By facilitating more effective triage of patients for breast MRI, an emerging artificial intelligence (AI) software that reportedly enhances assessment of breast density may bolster the detection of invasive breast cancer.
For the prospective randomized clinical trial, recently published in Nature Medicine, researchers assessed the use of AISmartDensity for triage of patients for supplemental breast MRI after negative mammography exams. The study authors said the AI-powered software incorporates convolutional neural network recognition of inherent breast cancer risk, masking potential and cancer signs trained on mammography images.
The cohort was comprised of 559 patients (median age of 56), including 22 patients with previous breast cancer and 104 patients who had a family member with breast cancer history, according to the study. Breast MRI exams, assessed by two radiologists with four and five years of experience, respectively, revealed 54 BI-RADS 3 lesions, 27 BI-RADS 4 lesions and 14 BI-RADS 5 lesions. The researchers noted that subsequent ultrasound did not show localized lesions for 23 BI-RADS 3 cases or a corresponding lesion for one BI-RADs 4 case.
However, the study authors noted that biopsies of the remaining 71 BI-RADS 3-5 lesions showed breast cancer in 36 cases, which translated to a 50.7 percent positive predictive value (PPV) and a cancer detection rate (CDR) of 64.4 cancers per 1,000 MRI exams.

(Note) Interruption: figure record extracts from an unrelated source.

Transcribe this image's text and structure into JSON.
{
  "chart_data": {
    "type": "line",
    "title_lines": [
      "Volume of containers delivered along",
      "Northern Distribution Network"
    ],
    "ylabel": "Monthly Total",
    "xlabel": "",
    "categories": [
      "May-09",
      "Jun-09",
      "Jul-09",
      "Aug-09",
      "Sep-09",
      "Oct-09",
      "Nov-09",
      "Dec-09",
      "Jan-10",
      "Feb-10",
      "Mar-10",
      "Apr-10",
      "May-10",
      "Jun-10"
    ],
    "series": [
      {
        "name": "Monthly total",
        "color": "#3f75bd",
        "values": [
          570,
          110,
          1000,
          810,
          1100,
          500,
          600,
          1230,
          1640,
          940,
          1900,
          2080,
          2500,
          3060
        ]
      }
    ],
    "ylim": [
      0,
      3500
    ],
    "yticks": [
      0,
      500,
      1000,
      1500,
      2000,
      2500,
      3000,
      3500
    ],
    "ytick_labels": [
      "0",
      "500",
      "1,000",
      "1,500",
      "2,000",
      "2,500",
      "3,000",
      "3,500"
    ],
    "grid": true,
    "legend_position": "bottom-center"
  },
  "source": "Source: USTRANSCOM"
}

“The cancer detection rate of our trial at 64 … cancers per 1,000 MRIs corresponds to about 3.8 times higher supplemental cancer detection rate compared with the traditional density method used in the DENSE trialat 16.5 cancers per 1,000 MRIs,” wrote lead study author Mattie Salim, M.D., Ph.D., who is affiliated with the Breast Radiology Unit at Karolinska University Hospital and the Department of Oncology-Pathology at Karolinska Institute in Stockholm, Sweden, and colleagues.
While noting that only 8 percent of the diagnosed cancers were associated with lymph node metastasis, the researchers found that 61 percent of the malignant lesions involved a combination of invasive and ductal carcinoma in situ, 36 percent were larger than 20 mm and 19 percent of the cases revealed multiple lesions on breast MRI.
“It is notable that most of the cancers detected in the population selected for supplementary MRI exhibited invasive features,” added Salim and colleagues.
Three Key Takeaways
- Enhanced cancer detection. The AISmartDensity software facilitated a cancer detection rate (CDR) of 64.4 cancers per 1,000 MRI exams, which is about 3.8 times higher than previous research utilizing a traditional breast density assessment method.
- High positive predictive value. The study found a positive predictive value (PPV) of 50.7% for biopsied lesions categorized as BI-RADS 3-5, indicating a robust performance of the AISmartDensity software in identifying potentially malignant lesions.
- Detection of invasive features. Most cancers detected in the population selected for supplementary MRI exhibited invasive features, with 61% of malignant lesions involving a combination of invasive and ductal carcinoma in situ and 36% being larger than 20 mm. This suggests that the AI software effectively identifies more clinically significant cancers.
The researchers also pointed out that 44 percent of the diagnosed cancers exhibited a higher masking potential risk score than the cancer signs component of the AISmartDensity software. However, they noted that previous retrospective research with the AI software showed that the cancer signs assessment was a significant contributing factor to the overall area under the curve (AUC) of AISmartDensity. The study authors maintained that the combination of the convolutional neural network assessment components facilitate improved use of supplemental breast MRI.
“The potential to pre-emptively detect most cancers by offering MRI to a small proportion of individuals represents an important healthcare value proposition,” emphasized Salim and colleagues.
(Editor’s note: For related content, see “MRI-Based AI Model Shows Promise in Predicting Lymph Node Metastasis with Breast Cancer,” “Can AI Automate BPE Assessment of Dense Breasts on MRI?” and “Mammography and Breast MRI: Is it Time to Evaluate Strategies as Opposed to Modalities?”)
In regard to study limitations, the authors noted the AISmartDensity software was trained on mammography images from one vendor. They acknowledged that the small number of breast cancer diagnoses within the study prevented subgroup analysis with respect to breast cancer characteristics and noted no specific assessment of the AI software’s efficacy in women with a history of cancer.